If the slice of life is dull, then what about the romance? Well to call it "fast developing" is an understatement; it's as instantaneous as a flashbang across all of the routes. Characters that show no interest in you will confess and lose their virginity in minutes, with barely any change in their behavior after the act. There's no room for the relationships to grow, develop, or even breathe. Part of this is that the game's "conflicts" are solved in the scenes in which they're introduced, with the most pressing matter of "the protagonist finding a place to stay" getting solved during the first half of the common route. Then you spend the rest of the game dryly talking about nothing until the heroine of whatever random route you're on decides to confess out of the blue. At that point most of the other characters vanish (a cardinal sin for a slice of life) and soon the next H-scene pops up and abruptly wraps up the story. You don't discuss your dreams together, talk about the future of the relationship, or even reminisce on how the two of you first met. Romance comes and goes like the wind.

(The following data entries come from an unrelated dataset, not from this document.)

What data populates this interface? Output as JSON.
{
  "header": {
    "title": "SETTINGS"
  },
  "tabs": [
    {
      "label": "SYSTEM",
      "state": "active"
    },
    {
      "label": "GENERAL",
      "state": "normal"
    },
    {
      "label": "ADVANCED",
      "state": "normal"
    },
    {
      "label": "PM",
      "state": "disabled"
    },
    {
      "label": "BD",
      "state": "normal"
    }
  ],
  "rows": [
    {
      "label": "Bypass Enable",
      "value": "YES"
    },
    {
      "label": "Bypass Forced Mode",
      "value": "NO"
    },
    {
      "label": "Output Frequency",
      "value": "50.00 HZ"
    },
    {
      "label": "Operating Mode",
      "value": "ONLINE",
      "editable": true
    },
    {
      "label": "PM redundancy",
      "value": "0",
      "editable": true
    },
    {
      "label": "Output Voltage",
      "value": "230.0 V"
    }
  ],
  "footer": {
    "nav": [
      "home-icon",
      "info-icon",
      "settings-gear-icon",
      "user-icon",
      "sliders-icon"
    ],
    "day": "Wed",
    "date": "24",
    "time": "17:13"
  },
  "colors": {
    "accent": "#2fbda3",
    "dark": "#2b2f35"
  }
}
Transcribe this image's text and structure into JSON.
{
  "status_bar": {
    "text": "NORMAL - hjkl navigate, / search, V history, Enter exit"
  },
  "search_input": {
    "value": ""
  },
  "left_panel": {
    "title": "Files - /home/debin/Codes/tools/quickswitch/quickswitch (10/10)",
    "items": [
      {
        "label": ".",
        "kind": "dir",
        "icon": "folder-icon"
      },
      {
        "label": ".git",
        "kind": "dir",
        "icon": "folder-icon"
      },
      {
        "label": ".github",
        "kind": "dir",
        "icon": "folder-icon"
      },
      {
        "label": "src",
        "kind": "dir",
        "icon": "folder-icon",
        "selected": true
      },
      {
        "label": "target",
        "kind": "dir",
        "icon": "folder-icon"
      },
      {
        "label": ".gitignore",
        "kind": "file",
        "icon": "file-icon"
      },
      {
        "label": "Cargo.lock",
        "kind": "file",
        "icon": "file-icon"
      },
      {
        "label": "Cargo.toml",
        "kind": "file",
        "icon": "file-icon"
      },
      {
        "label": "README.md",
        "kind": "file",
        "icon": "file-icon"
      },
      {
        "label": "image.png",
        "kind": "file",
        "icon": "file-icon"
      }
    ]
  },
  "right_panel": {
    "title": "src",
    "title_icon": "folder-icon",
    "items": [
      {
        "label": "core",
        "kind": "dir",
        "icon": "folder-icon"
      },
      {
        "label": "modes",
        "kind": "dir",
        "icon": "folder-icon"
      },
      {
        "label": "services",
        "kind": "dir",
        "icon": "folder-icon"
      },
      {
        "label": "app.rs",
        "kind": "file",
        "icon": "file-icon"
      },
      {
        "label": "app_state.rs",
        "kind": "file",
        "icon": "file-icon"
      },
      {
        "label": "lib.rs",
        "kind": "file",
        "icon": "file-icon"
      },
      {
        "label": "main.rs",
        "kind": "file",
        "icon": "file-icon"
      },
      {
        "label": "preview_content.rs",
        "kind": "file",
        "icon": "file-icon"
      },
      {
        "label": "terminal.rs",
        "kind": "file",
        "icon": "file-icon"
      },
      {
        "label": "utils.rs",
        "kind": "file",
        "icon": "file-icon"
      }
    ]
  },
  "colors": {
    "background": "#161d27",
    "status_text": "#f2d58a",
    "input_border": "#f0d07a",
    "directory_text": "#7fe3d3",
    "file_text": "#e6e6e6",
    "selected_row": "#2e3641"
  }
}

For me, the greatest disappointment lies in the premise. Some good spicy elements are here: a traumatic event, forbidden love for an older woman, living under the same roof, and an adult perspective (non-highschool.) But outside of a few sentences, the protagonist rarely pines for his teacher. Actually he rarely pines for anyone until he gets confessed to. It's such a bummer because this kind of scenario is ripe for melodrama, even if it's not nakige levels of despair and soul-searching. But there's no drama, conflict, or depth to the protagonist's feelings towards his teacher, nor any from her toward him. In fact she just disappears from the story on every other route, and the protagonist goes on as if he never liked her in the first place!
So yeah, don't expect an enthralling student/teacher romance. HinataBokko has a cozy atmosphere, but like an arid summer, its scorching dryness deprives the story of any kind of life it could've grown.